Big-time U.S. investors are being drawn to Canada as part of a global hunt for higher investment returns to supplement lacklustre stock market gains. Last year, raiders realized that Canada was fertile ground for hostile takeovers because, unlike the United States, regulators and courts here tend to limit the defences companies can throw up when they have been targeted by an unfriendly buyer. Sharon Geraghty, an M&A specialist with Torys LLP, said Canadian regulators take a dim view of companies that erect anti-takeover defences, such as poison pill plans, for longer than 45 days.
"This has made Canada a good environment for hostile bids," Ms. Geraghty said. "The interesting question is what are the long-term effects on the economy and the Canadian business community."
TRUSTY MERGERS
The newest combatants on the takeover battleground were not supposed to even be on the field. When income trusts were first created a few years back, they were pitched as slow and steady vehicles that would deliver reliable yields. Well, that was then. Turns out these newfangled corporate inventions are so prolific and successful at raising cash from investors that they are itching to spend money buying competitors and consolidating their market dominance.
The only problem is that the legal framework for income trust takeovers is almost non-existent. The void is yielding some pretty inventive legal M&A work. "We have the flexibility to invent a lot of new ideas. . . . We're going to have to be increasingly creative with trusts in the M&A field," said Torys LLP partner and trust expert Philip Brown.
The biggest obstacle to income trust mergers is that old trust bugaboo -- taxes.
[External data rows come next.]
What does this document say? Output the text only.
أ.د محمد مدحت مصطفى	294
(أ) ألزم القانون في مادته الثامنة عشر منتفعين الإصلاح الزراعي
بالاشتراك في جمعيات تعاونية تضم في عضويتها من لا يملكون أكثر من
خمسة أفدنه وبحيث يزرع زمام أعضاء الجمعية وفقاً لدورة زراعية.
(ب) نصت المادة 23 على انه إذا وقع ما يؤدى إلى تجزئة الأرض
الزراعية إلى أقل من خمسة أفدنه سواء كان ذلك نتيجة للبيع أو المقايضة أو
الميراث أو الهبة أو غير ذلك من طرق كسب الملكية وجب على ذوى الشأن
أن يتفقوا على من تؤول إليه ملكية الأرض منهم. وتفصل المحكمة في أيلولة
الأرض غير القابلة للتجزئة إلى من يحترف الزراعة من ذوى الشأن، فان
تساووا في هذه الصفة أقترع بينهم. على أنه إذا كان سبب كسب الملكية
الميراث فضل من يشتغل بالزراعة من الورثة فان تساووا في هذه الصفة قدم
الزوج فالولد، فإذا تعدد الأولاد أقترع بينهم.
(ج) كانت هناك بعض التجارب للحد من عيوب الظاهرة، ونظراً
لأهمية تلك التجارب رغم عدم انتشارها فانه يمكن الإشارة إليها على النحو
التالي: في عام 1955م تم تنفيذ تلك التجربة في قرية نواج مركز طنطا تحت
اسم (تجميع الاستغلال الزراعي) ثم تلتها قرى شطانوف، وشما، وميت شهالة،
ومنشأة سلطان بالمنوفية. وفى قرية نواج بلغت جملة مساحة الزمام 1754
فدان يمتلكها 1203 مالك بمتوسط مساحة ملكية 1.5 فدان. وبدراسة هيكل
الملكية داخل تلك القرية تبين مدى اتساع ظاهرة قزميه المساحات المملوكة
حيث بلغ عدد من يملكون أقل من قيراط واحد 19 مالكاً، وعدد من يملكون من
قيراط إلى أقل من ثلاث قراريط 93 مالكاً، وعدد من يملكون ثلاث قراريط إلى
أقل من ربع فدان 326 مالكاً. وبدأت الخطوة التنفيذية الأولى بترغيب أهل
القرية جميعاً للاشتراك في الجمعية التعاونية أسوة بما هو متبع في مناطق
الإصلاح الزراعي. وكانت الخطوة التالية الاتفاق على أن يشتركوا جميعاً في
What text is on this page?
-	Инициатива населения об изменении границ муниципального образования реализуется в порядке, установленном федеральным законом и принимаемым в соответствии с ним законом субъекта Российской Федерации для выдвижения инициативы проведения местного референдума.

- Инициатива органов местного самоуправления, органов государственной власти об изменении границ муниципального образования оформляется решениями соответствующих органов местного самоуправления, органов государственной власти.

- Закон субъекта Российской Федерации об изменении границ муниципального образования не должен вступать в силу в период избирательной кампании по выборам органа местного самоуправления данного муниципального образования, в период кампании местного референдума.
When corporations marry, shareholders can be shielded from capital gains by rolling their old shares into the new company's shares. Income trusts can only roll over units from one trust to another if their founding declarations of trust are amended. If you are still with us, that means trust holders have to vote on the amendment and that means the odds are stacked against hostile takeovers in the trust sector.
Or so it seemed, until customs broker PBB Global Logistics Income Fund launched an unfriendly bid last fall for rival Livingston International Income Fund. PBB's creative Stikeman Elliott LLP lawyer Simon Romano came up with the bright idea of structuring its offer so that any Livingston unitholder that accepted its offer effectively gave PBB the power of attorney to amend their declaration of trust. The sweeping power of attorney grab never got tested because the two trusts negotiated an agreement last month, but watch for other nimble lawyers to experiment with the concept this year.
CORRECTION
Livingston International Income Fund bid to acquire PBB Global Logistics Income Fund, and Stikeman Elliott LLP lawyer Simon Romano advised Livingston on the pending merger of the two companies. Incorrect information was published yesterday.